How is degenerative myelopathy diagnosed?
A firm diagnosis of DM can only be made in a dog suspected to have the disease by examining the spinal cord microscopically after death. However, there is a DNA test that can be used to check your dog for a genetic mutation in the SOD1 gene. This is the most common, but not the only, gene associated with the development of canine DM. Dogs with two bad copies of the SOD1 gene are at risk for developing DM and can pass one bad copy of this gene along to each of their offspring. Dogs that carry only one bad copy of the SOD1 gene are less likey to develop signs of DM but will pass on a single copy of this gene to about half of their offspring. To read more about the science behind the genetics of DM, as well as how genetic test results can be used for breeding decisions, click here.

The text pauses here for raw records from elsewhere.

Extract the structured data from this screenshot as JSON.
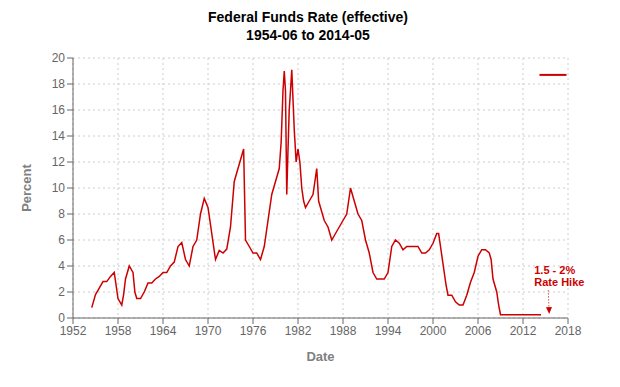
{
  "chart_data": {
    "type": "line",
    "title": "Federal Funds Rate (effective)",
    "subtitle": "1954-06 to 2014-05",
    "xlabel": "Date",
    "ylabel": "Percent",
    "xlim": [
      1952,
      2018
    ],
    "ylim": [
      0,
      20
    ],
    "xticks": [
      1952,
      1958,
      1964,
      1970,
      1976,
      1982,
      1988,
      1994,
      2000,
      2006,
      2012,
      2018
    ],
    "yticks": [
      0,
      2,
      4,
      6,
      8,
      10,
      12,
      14,
      16,
      18,
      20
    ],
    "grid": true,
    "series": [
      {
        "color": "#cc0000",
        "x": [
          1954.5,
          1955.0,
          1955.5,
          1956.0,
          1956.5,
          1957.0,
          1957.5,
          1957.75,
          1958.0,
          1958.5,
          1958.75,
          1959.0,
          1959.5,
          1960.0,
          1960.25,
          1960.5,
          1961.0,
          1961.5,
          1962.0,
          1962.5,
          1963.0,
          1963.5,
          1964.0,
          1964.5,
          1965.0,
          1965.5,
          1966.0,
          1966.5,
          1967.0,
          1967.5,
          1968.0,
          1968.5,
          1969.0,
          1969.5,
          1970.0,
          1970.5,
          1971.0,
          1971.5,
          1972.0,
          1972.5,
          1973.0,
          1973.5,
          1974.0,
          1974.5,
          1974.75,
          1975.0,
          1975.5,
          1976.0,
          1976.5,
          1977.0,
          1977.5,
          1978.0,
          1978.5,
          1979.0,
          1979.5,
          1979.75,
          1980.0,
          1980.17,
          1980.33,
          1980.5,
          1980.67,
          1980.83,
          1981.0,
          1981.17,
          1981.5,
          1981.75,
          1982.0,
          1982.25,
          1982.5,
          1982.75,
          1983.0,
          1983.5,
          1984.0,
          1984.5,
          1984.75,
          1985.0,
          1985.5,
          1986.0,
          1986.5,
          1987.0,
          1987.5,
          1988.0,
          1988.5,
          1989.0,
          1989.5,
          1990.0,
          1990.5,
          1991.0,
          1991.5,
          1992.0,
          1992.5,
          1993.0,
          1993.5,
          1994.0,
          1994.5,
          1995.0,
          1995.5,
          1996.0,
          1996.5,
          1997.0,
          1997.5,
          1998.0,
          1998.5,
          1999.0,
          1999.5,
          2000.0,
          2000.5,
          2000.75,
          2001.0,
          2001.5,
          2001.75,
          2002.0,
          2002.5,
          2003.0,
          2003.5,
          2004.0,
          2004.5,
          2005.0,
          2005.5,
          2006.0,
          2006.5,
          2006.75,
          2007.0,
          2007.5,
          2007.75,
          2008.0,
          2008.5,
          2008.75,
          2009.0,
          2009.5,
          2010.0,
          2010.5,
          2011.0,
          2011.5,
          2012.0,
          2012.5,
          2013.0,
          2013.5,
          2014.0,
          2014.4
        ],
        "values": [
          0.8,
          1.8,
          2.3,
          2.8,
          2.8,
          3.2,
          3.5,
          2.5,
          1.5,
          1.0,
          1.8,
          3.0,
          4.0,
          3.5,
          2.0,
          1.5,
          1.5,
          2.0,
          2.7,
          2.7,
          3.0,
          3.2,
          3.5,
          3.5,
          4.0,
          4.3,
          5.5,
          5.8,
          4.5,
          4.0,
          5.5,
          6.0,
          8.0,
          9.2,
          8.5,
          6.5,
          4.5,
          5.2,
          5.0,
          5.3,
          7.0,
          10.5,
          11.5,
          12.5,
          13.0,
          6.0,
          5.5,
          5.0,
          5.0,
          4.5,
          5.5,
          7.5,
          9.5,
          10.5,
          11.5,
          13.5,
          17.5,
          19.0,
          17.5,
          9.5,
          13.0,
          16.0,
          17.5,
          19.1,
          14.5,
          12.0,
          13.0,
          12.0,
          10.0,
          9.0,
          8.5,
          9.0,
          9.5,
          11.5,
          9.0,
          8.5,
          7.5,
          7.0,
          6.0,
          6.5,
          7.0,
          7.5,
          8.0,
          10.0,
          9.0,
          8.0,
          7.5,
          6.0,
          5.0,
          3.5,
          3.0,
          3.0,
          3.0,
          3.5,
          5.5,
          6.0,
          5.75,
          5.25,
          5.5,
          5.5,
          5.5,
          5.5,
          5.0,
          5.0,
          5.25,
          5.75,
          6.5,
          6.5,
          5.5,
          3.5,
          2.5,
          1.75,
          1.75,
          1.25,
          1.0,
          1.0,
          1.75,
          2.75,
          3.5,
          4.75,
          5.25,
          5.25,
          5.25,
          5.0,
          4.5,
          3.0,
          2.0,
          1.0,
          0.25,
          0.25,
          0.25,
          0.25,
          0.25,
          0.25,
          0.25,
          0.25,
          0.25,
          0.25,
          0.25,
          0.25
        ]
      },
      {
        "color": "#cc0000",
        "x": [
          2014.2,
          2017.8
        ],
        "values": [
          18.7,
          18.7
        ]
      }
    ],
    "annotations": [
      {
        "text": "1.5 - 2%\nRate Hike",
        "x": 2013.5,
        "y": 3.2,
        "arrow_x": 2015.5,
        "arrow_y": 0.3,
        "color": "#cc0000"
      }
    ]
  }
}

The SOD1 mutation commonly associated with DM has been detected in dogs from at least 124 different breeds. But not every dog with two bad copies of the SOD1 gene goes on to develop DM. In this way, the genetic mutation is considered a risk factor, or it is said to have incomplete penetrance. Because of this, genetic testing alone cannot be used to make a diagnosis of DM. You and your veterinarian should look at the results of genetic testing in combination with additional tests to make sure that other common causes of spinal disease can be taken off the list of concerns for your dog.